Unfortunately shifting the grounds of the debate in this way can be fatal, because it allows the boiling frog. The developer argues that the destruction of this particular piece of wilderness produces a small overall effect on the ecosystem whilst giving and important direct benefit to the economy. Or that natural resources extracted in the short term will be followed by regeneration of the area giving environmental and tourism benefits. Sometimes conservation groups have been successful with ecological arguments, usually when a species has become endangered.

I think conservation will always be fighting a losing battle with what’s called development, so long as the majority of people have a selfish or human centred response to the environment. There are obviously good reasons for conservation both in terms of direct economics and even more so in terms of the preservation of the complex planetwide system which sustains life, but without a consideration of the wilderness as a thing in itself we’ll end up with what we’re fast heading toward – a few monuments to what used to exist, like a Disney park of nature.

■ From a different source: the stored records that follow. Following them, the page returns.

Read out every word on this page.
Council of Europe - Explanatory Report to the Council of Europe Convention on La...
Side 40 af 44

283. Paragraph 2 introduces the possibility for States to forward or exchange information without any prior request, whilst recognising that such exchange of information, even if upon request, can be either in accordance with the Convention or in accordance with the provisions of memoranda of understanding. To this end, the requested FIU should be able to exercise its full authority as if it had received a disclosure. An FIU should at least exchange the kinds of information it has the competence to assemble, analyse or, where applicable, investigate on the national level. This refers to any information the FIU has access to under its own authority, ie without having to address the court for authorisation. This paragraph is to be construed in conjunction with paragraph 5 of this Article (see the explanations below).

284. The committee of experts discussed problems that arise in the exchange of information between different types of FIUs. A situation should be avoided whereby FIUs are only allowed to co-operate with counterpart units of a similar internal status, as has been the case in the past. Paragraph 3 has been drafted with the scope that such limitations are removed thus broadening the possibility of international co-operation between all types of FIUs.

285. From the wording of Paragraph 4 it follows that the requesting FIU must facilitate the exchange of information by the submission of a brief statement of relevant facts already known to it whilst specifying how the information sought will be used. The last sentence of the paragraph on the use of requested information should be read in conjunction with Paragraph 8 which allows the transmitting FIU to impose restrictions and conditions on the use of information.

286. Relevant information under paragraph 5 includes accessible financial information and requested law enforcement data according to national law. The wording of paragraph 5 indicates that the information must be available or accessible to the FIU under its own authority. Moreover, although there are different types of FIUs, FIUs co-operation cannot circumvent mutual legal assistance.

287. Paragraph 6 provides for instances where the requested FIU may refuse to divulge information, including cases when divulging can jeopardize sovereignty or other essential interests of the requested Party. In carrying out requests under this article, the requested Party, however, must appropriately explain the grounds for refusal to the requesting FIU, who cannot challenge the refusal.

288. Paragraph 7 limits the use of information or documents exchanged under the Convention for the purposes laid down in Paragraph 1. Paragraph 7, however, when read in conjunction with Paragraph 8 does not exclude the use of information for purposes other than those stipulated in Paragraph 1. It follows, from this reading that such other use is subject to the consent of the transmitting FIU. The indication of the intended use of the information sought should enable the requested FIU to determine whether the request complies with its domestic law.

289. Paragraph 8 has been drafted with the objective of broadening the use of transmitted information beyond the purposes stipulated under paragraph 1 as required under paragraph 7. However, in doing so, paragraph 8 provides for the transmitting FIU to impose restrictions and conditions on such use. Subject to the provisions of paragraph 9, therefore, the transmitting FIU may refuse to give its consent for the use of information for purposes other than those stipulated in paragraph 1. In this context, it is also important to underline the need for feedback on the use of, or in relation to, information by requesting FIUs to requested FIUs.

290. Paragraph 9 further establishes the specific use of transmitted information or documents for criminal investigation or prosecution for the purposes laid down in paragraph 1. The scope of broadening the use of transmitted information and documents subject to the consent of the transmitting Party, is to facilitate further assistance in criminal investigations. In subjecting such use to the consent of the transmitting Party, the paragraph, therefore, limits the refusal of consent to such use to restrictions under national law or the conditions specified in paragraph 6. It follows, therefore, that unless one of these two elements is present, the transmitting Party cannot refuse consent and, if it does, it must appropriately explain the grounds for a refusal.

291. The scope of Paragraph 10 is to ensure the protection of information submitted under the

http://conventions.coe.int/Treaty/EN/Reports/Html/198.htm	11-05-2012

Twenty five years ago I was a firm believer in conservation, but it came entirely from an ecological perspective. What changed my thinking was a speech by Bob Brown about the idea of wilderness. He said something about the south west forests of Tasmania having just as much importance to him even if no human actually went there, rather than being important because of what humans can gain from their existence. Since then the idea has seemed more and more obvious, although it’s hard to explain to people because it does not deal in the common currency of economics by which all value is increasingly measured.

But I’m not being entirely altruistic: I think that this sort of change in our attitude to the environment is essential to humans being able to regain their internal balance. I don’t think a person can have a harmonious relationship with the world by coming from a perspective of either exploitation or dominion. It’s really a big cultural shift, especially since it’s bound up in economics, so I expect it will be a rather slow process. I just hope we have long enough.